Temporal constraints on visual learning: a computational model.
Stone JV., Harper N.
Given a constant stream of perceptual stimuli, how can the underlying invariances associated with a given input be learned? One approach consists of using generic truths about the spatiotemporal structure of the physical world as constraints on the types of quantities learned. The learning methodology employed here embodies one such truth: that perceptually salient properties (such as stereo disparity) tend to vary smoothly over time. Unfortunately, the units of an artificial neural network tend to encode superficial image properties, such as individual grey-level pixel values, which vary rapidly over time. However, if the states of units are constrained to vary slowly, then the network is forced to learn a smoothly varying function of the training data. We implemented this temporal-smoothness constraint in a backpropagation network which learned stereo disparity from random-dot stereograms.
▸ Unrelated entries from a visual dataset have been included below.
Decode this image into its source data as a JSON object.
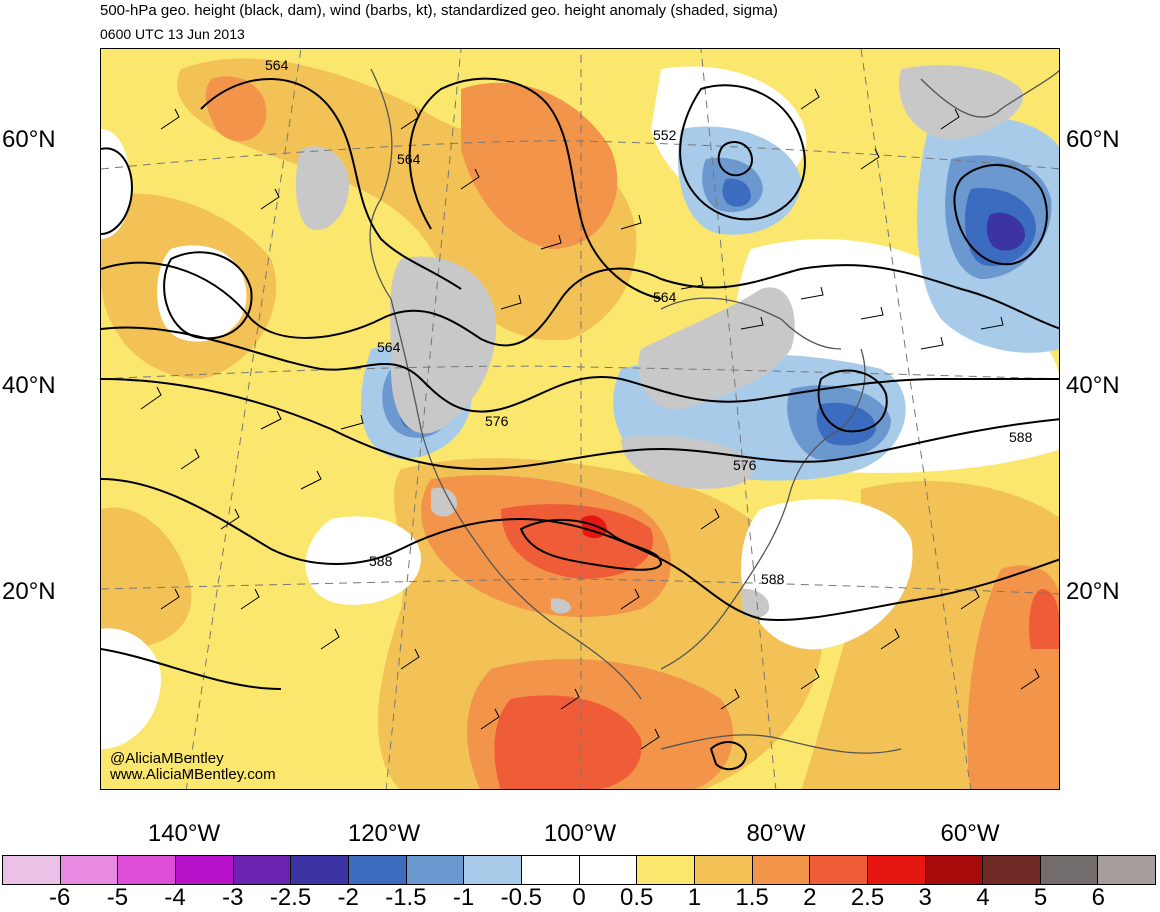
{
  "title": "500-hPa geo. height (black, dam), wind (barbs, kt), standardized geo. height anomaly (shaded, sigma)",
  "valid_time": "0600 UTC 13 Jun 2013",
  "latitude_labels": [
    "60°N",
    "40°N",
    "20°N"
  ],
  "longitude_labels": [
    "140°W",
    "120°W",
    "100°W",
    "80°W",
    "60°W"
  ],
  "contour_labels": [
    "564",
    "564",
    "564",
    "564",
    "552",
    "576",
    "576",
    "588",
    "588",
    "588"
  ],
  "credits": {
    "handle": "@AliciaMBentley",
    "website": "www.AliciaMBentley.com"
  },
  "colorbar": {
    "tick_labels": [
      "-6",
      "-5",
      "-4",
      "-3",
      "-2.5",
      "-2",
      "-1.5",
      "-1",
      "-0.5",
      "0",
      "0.5",
      "1",
      "1.5",
      "2",
      "2.5",
      "3",
      "4",
      "5",
      "6"
    ],
    "colors": [
      "#ebc1e8",
      "#e88ae2",
      "#dd4fd9",
      "#b611c9",
      "#6b24b0",
      "#3c34a2",
      "#3b6cbf",
      "#6c98d0",
      "#a7cbe9",
      "#ffffff",
      "#ffffff",
      "#fbe76d",
      "#f3c257",
      "#f2954a",
      "#ef5c38",
      "#e61710",
      "#a60a0b",
      "#6f2a28",
      "#726d6c",
      "#a69d9d"
    ]
  },
  "map_colors": {
    "ocean_base": "#fbe76d",
    "warm": "#f3c257",
    "hot": "#f2954a",
    "very_hot": "#ef5c38",
    "extreme": "#e61710",
    "cool": "#a7cbe9",
    "cold": "#6c98d0",
    "very_cold": "#3b6cbf",
    "deep_cold": "#3c34a2",
    "terrain_mask": "#c8c8c8",
    "neutral": "#ffffff"
  }
}
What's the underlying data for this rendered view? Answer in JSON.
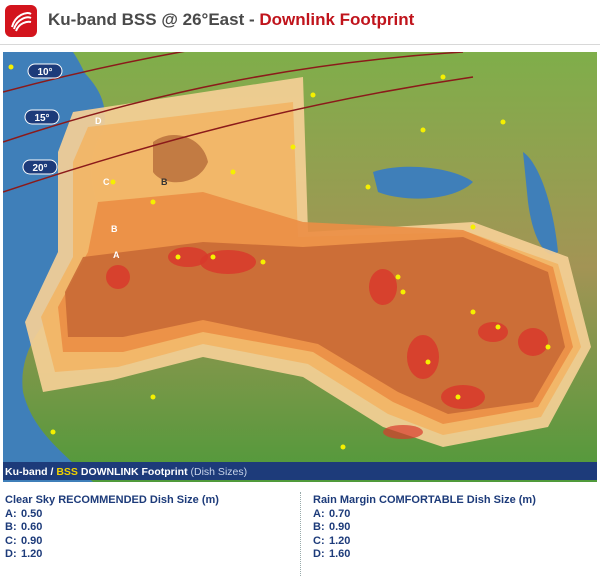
{
  "header": {
    "title": "Ku-band BSS @ 26°East",
    "separator": "-",
    "title_highlight": "Downlink Footprint"
  },
  "map": {
    "elevation_labels": [
      "10°",
      "15°",
      "20°"
    ],
    "zone_labels": [
      "D",
      "C",
      "B",
      "B",
      "A"
    ]
  },
  "caption": {
    "prefix": "Ku-band /",
    "highlight": "BSS",
    "main": "DOWNLINK Footprint",
    "note": "(Dish Sizes)"
  },
  "tables": [
    {
      "title": "Clear Sky RECOMMENDED Dish Size (m)",
      "rows": [
        {
          "zone": "A:",
          "size": "0.50"
        },
        {
          "zone": "B:",
          "size": "0.60"
        },
        {
          "zone": "C:",
          "size": "0.90"
        },
        {
          "zone": "D:",
          "size": "1.20"
        }
      ]
    },
    {
      "title": "Rain Margin COMFORTABLE Dish Size (m)",
      "rows": [
        {
          "zone": "A:",
          "size": "0.70"
        },
        {
          "zone": "B:",
          "size": "0.90"
        },
        {
          "zone": "C:",
          "size": "1.20"
        },
        {
          "zone": "D:",
          "size": "1.60"
        }
      ]
    }
  ]
}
Temporal smoothness was formalized with the use of regularization theory by modifying the standard cost function minimised during training of a network. Temporal smoothness was found to be similar to other techniques for improving generalisation, such as early stopping and weight decay. However, in contrast to these, the theoretical underpinnings of temporal smoothing are intimately related to fundamental characteristics of the physical world. Results are discussed in terms of regularization theory and the physically realistic assumptions upon which temporal smoothing is based.